墨雲書眸中閃過一絲笑意,將他的失態盡收眼底,拇指的扳指在食指上摩挲了下,神情深沉莫測地看著他——對一個暗戀父親多年,不久前才終於看清自己真正孽-情的少年來說,突然從父親口中得知自己將要成婚,能夠這麽快平靜下來,也算難得了。

墨恒心裏也笑,卻是譏諷了然,想起剛才路過亭台時聽到的話,哪還不知道墨雲書的打算?

在世俗間,“天地君親師”是無法違拗的壓頭頂蓋,是約束凡人在世間生存的倫常道理。

在修行界,這方天地沒有仙君仙王,傳說中的仙界更是虛無縹緲,便少了個“君”字;而無論是誰,在拜師之後,一切都必須以師門為重,家族親人就要靠後一些,所以“親”和“師”也調換了位置,隻剩下“天地師親”。

天地師親,這四道天綱倫常,不僅是天下修行者們必須遵守的規則和大義,也是他們的共同利益所在,誰敢違逆,就是挑戰法則,就是犯了眾怒,必為天下修行者所唾棄、排斥,甚至抹殺!

墨雲書喜歡玩弄男色,這本是不值一提的小事,甚至別人湊湊近乎,還能讚他一聲風雅。

但是“亂-倫”卻絕無可能!亂-倫,這是徹徹底底地抹黑了那個“親”字!

若是別人相愛深沉,狠一狠心,大不了天涯海角一起流浪,天大地大,何處不可為家?但是墨雲書狼子野心,身為四國天師,數代基業紮根於此,豈能讓自己的“清名”被汙穢,讓人一提起他,就說他是個不尊天綱,不顧倫常,喪心病狂與嫡子苟-合的齷齪之輩?

“我本道他是打算在奪我氣運後,繼續與我‘暗通款曲’,不成想我卻低估了他的無恥程度。”

“沒有梁弓宜,他也能找出個張弓宜、趙弓宜出來。一個擋箭牌,遮蔽了別人耳目,日後若有誰敢傳言他和嫡子亂-倫,他就能義正言辭地指責對方汙蔑,並理所當然地站出來將之擊殺……”

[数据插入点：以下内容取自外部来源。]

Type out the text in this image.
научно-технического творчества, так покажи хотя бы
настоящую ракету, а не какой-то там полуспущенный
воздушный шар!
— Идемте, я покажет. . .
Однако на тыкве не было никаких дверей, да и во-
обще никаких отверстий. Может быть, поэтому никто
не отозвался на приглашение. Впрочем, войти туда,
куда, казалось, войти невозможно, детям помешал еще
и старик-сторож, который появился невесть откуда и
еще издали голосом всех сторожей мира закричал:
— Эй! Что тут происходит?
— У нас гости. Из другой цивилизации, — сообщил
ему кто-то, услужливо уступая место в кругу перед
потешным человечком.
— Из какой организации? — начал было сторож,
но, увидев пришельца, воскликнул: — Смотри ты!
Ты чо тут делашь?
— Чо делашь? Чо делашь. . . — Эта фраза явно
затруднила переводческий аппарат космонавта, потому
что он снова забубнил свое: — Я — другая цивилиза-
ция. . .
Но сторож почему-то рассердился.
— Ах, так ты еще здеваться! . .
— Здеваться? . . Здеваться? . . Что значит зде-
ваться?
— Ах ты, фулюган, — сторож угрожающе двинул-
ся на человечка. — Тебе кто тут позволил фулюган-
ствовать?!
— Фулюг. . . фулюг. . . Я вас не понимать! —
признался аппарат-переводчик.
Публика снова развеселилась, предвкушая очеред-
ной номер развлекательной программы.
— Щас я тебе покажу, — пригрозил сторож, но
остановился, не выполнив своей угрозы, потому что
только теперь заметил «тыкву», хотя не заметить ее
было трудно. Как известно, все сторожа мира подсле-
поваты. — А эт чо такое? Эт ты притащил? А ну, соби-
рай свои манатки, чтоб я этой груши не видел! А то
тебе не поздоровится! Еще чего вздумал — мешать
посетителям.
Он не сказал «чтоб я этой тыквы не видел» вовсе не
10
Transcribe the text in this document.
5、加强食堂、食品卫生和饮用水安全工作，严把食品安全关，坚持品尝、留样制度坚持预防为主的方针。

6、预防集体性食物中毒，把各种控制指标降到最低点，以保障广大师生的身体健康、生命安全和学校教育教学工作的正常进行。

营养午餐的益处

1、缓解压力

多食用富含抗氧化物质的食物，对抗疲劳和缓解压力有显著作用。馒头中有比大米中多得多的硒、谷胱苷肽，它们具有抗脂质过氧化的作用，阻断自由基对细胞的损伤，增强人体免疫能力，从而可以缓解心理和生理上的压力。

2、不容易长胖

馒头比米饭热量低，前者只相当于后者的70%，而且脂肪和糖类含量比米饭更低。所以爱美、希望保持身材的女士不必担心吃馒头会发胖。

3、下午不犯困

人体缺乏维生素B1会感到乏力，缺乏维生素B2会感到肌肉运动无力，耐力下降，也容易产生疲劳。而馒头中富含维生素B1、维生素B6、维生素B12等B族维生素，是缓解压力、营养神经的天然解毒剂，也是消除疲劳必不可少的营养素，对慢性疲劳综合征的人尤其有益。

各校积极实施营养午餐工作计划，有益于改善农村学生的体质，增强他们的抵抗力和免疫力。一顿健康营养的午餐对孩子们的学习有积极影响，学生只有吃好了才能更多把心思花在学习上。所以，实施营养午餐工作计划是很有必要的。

“隻是,我還未回來,他就已經給我確定婚事,看來他心急於我的氣運,不願再耽擱了。”

墨恒轉念之間就將墨雲書的心思摸了個大概,心神也微微提緊,瞬間想出幾條對策。但他清楚,既然墨雲書出手,隻怕還有後招和其它謀算。他一時間也來不及想太多,生怕失神時被墨雲書看出他的異樣,便收攝心神不再多想。

“怎麽,不想成婚?”

墨雲書見他仍是沉默,端起旁邊靈茶隨意品了品,放下後,淡淡問著。

墨恒咬牙不吭聲,頭垂得更低,跪地不起,在墨雲書看來,分明是糾結地握緊了拳頭,倔強地僵直著以示反抗。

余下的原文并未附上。